そして何より、数十年働いて、家族の予定を優先してきた自分が平日に休むことに、誰の許可もいりません。
後ろめたさは最初の1回だけです。

「いいのかしら」って思う気持ちこそ、がんばってきた証拠。だからこそ、堂々と休んでいいんですね
平日 旅行×50代割引で、もっとお得になる
平日旅の「安い」は、50代ならさらに上乗せできます。
旅行の世界には、50歳から使える割引や会員制度が意外と多くあります。JRには満50歳から入れる会員制度がありますし、宿泊予約サイトには「50歳以上限定」のプランが用意されていることもあります。
とくに50歳以上限定の宿泊プランは平日利用が前提のものが多く、平日旅とは相性抜群です。「平日に動ける50代」は、割引の世界でもいちばん恵まれた立ち位置なのです。

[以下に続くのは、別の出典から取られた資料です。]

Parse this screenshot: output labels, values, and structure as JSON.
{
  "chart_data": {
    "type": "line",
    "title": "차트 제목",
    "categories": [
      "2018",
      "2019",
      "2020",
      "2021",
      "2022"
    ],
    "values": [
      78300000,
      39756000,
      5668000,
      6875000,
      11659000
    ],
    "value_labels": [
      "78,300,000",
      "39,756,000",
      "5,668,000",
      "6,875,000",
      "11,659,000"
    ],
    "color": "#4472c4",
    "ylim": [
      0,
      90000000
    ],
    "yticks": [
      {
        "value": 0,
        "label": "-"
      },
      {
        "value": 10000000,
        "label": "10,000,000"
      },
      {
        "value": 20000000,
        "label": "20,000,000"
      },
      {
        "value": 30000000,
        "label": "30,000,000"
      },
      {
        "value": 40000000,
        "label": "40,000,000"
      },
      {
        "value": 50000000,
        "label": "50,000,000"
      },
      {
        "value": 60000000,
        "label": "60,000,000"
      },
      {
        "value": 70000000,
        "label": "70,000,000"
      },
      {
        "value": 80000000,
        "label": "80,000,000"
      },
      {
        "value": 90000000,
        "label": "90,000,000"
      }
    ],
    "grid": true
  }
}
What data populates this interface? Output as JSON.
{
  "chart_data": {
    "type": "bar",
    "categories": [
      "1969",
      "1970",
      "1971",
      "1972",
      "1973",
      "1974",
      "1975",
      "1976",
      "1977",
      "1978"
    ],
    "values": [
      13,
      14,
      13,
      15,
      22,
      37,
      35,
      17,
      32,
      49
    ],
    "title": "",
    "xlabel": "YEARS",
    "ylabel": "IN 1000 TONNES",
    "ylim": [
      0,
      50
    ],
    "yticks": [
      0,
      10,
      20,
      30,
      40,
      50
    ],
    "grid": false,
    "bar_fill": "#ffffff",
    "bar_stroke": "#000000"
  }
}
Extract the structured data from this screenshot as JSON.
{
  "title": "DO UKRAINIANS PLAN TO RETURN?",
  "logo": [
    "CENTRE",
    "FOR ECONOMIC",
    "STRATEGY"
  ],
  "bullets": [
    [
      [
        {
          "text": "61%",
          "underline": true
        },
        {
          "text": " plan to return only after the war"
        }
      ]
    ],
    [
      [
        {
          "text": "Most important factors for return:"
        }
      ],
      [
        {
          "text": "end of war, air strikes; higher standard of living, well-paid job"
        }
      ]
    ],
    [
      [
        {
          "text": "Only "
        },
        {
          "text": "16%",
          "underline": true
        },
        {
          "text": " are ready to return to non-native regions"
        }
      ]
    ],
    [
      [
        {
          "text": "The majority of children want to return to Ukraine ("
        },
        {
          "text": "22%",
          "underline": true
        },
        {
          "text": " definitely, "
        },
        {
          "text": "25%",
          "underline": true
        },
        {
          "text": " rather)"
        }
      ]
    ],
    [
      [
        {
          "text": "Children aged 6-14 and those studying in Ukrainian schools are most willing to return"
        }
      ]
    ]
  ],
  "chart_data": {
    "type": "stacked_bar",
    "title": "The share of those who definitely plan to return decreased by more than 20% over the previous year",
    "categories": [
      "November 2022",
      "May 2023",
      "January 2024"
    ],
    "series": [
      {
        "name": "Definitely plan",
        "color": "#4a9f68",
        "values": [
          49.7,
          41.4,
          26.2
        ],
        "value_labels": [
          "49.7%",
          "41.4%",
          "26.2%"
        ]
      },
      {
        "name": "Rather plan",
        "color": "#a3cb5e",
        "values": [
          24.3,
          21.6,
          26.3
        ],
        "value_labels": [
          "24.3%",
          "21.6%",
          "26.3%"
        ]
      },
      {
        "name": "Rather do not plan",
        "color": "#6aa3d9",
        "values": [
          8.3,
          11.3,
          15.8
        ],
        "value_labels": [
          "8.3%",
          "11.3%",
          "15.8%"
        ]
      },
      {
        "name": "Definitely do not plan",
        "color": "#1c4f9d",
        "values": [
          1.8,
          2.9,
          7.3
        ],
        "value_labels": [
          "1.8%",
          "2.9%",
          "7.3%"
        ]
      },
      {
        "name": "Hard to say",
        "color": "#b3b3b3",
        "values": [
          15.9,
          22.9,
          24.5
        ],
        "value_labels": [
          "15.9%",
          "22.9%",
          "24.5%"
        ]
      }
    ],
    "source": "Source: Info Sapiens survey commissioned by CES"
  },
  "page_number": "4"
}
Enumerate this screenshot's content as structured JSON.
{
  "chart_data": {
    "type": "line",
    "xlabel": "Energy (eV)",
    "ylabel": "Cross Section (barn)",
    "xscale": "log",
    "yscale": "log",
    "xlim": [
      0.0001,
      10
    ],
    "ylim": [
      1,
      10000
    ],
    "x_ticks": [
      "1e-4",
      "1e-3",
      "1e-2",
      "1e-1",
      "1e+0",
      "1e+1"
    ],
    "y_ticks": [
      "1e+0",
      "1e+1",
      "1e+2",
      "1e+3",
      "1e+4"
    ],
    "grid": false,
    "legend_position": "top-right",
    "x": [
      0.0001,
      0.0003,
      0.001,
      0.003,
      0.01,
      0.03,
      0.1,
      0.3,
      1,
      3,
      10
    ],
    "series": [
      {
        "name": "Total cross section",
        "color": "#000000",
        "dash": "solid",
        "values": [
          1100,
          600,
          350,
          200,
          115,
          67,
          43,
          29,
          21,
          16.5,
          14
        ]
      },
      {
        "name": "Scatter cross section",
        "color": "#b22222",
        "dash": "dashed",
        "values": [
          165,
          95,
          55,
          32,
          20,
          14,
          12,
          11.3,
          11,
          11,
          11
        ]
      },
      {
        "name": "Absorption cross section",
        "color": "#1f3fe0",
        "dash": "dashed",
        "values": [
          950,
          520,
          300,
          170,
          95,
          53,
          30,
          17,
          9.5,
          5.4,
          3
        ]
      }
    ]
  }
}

50代から使える割引の全体像は、50代 割引は50歳から使える|映画の夫婦50割引とJR会員制度3つの記事で整理しています。JRの会員制度は会社ごとに年齢も年会費も違うので、お出かけ前に読んでみてください。

平日×50代割引の掛け算。せっかく対象なんだから、使わない手はないですね
平日旅、まずはここから。小さく始める3つのかたち
「平日に旅行」と言っても、いきなり泊まりの計画を立てる必要はありません。小さく始めるなら、こんなかたちがあります。
- 平日の日帰りから:近場の温泉や美術館へ。開館直後の時間帯なら、さらに静かです
- 1泊2日の夫婦旅・ひとり旅から:観光を詰め込まず、宿でのんびりする旅は平日と相性◎
- 火〜木曜を狙う:月曜は休館・定休日が多く、金曜は料金が週末寄りになりがち。真ん中の火〜木がいちばん動きやすい曜日です
まとめ
平日 旅行のすすめを整理しました。
- 「平日に動ける」は50代の新しい特権。曜日をずらすだけで旅が変わる
- メリットは3つ。同じ宿が安い・空いている・ゆっくりできる
- 宿の料金カレンダーを開けば、曜日でいくら違うかがその場で分かる
- 注意点は休館日の確認と「後ろめたさ」。後ろめたさに許可はいらない
- 50歳から使える割引・限定プランと組み合わせれば、お得はさらに上乗せ
- まずは火〜木の日帰りから小さく始めてみる
土日の混雑の中でがんばる旅から、平日の静けさを味わう旅へ。50代からの旅は、量より質で楽しみましょう。